What is a permalink?

It’s a blogging term meaning that the URI linked to the text will provide a permanant link to a particular journal entry.

Why do they suck?

Because when search engines like Blogdex or Google index the pages of blogs they scan the content for links, picking up lots of links consisting of the word “permalink”, amongst others. Now, if the permalink contains the title of the post, or even date of the entry, e.g. “journal entry on 25th November 2003”, it would make a lot more sense. It shows that the link is related to the text of the link, which is more logically correct than an unrelated made–up word.

Permalink has become prolific throughout the web, due mostly to blogs running on off the shelf publishing systems which the non–technically gifted end user will be ill at east to tamper with, save to alter a few background colours and change some images.

This means that the hundreds of thousands of blogs out there are failing to have noteworthy posts indexed in a proper and correct way. Search for the word Permalink and you’ll get a whole load of pages containing url’s with the word permalink. The results page probably wont contain any information about the word, it’ll be random fragments of popular blog pages most recently indexed.

However, even worse than permalink is the hip designer group of colons, you know, like ::: that even Jeffrey “should know better” Zeldman sports on his site.
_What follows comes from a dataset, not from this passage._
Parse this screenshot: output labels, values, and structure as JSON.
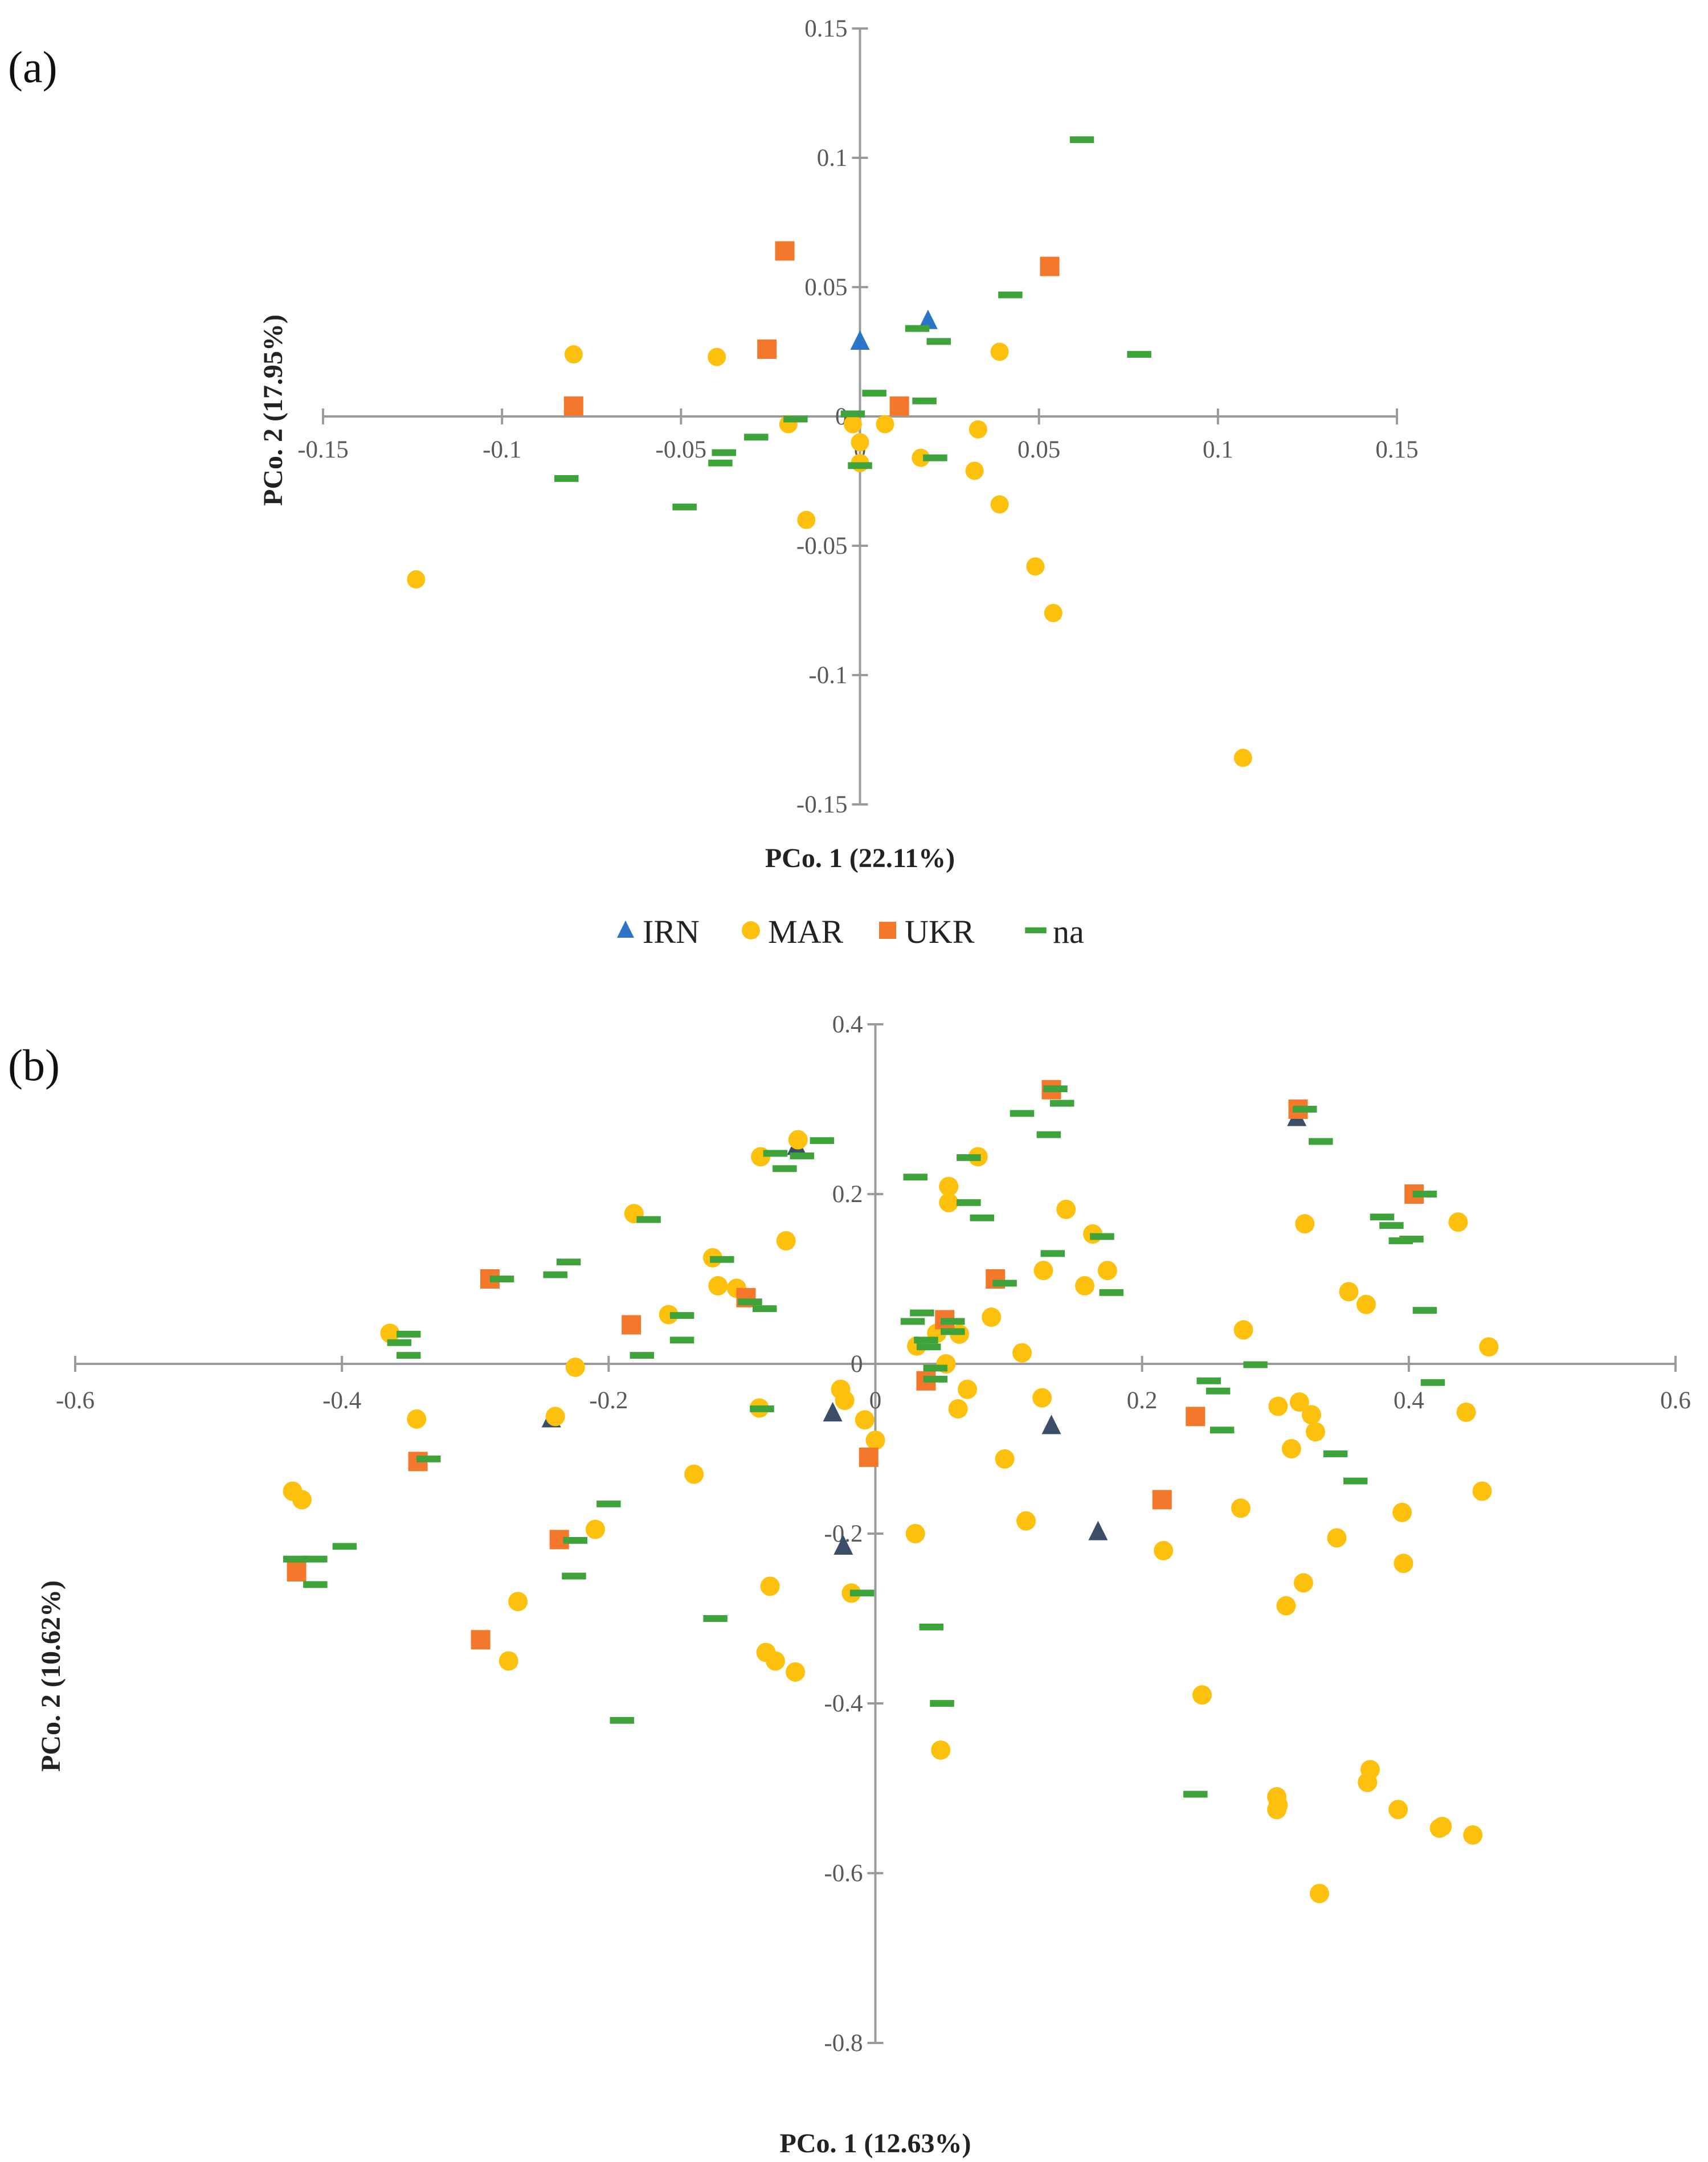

It’s all very well preaching semantic mark-up and standards compliance, but when you commit the permalink crime in an even stupider way, it’s kind of hard to keep that healthy sheen of perfection from being tarnished.

If you have a journal of your own and it permalinks with that word (or something equally as meaningless), go and have a look at changing the resultant link into something more meaningful, for the sake of the search engines as well as yourself.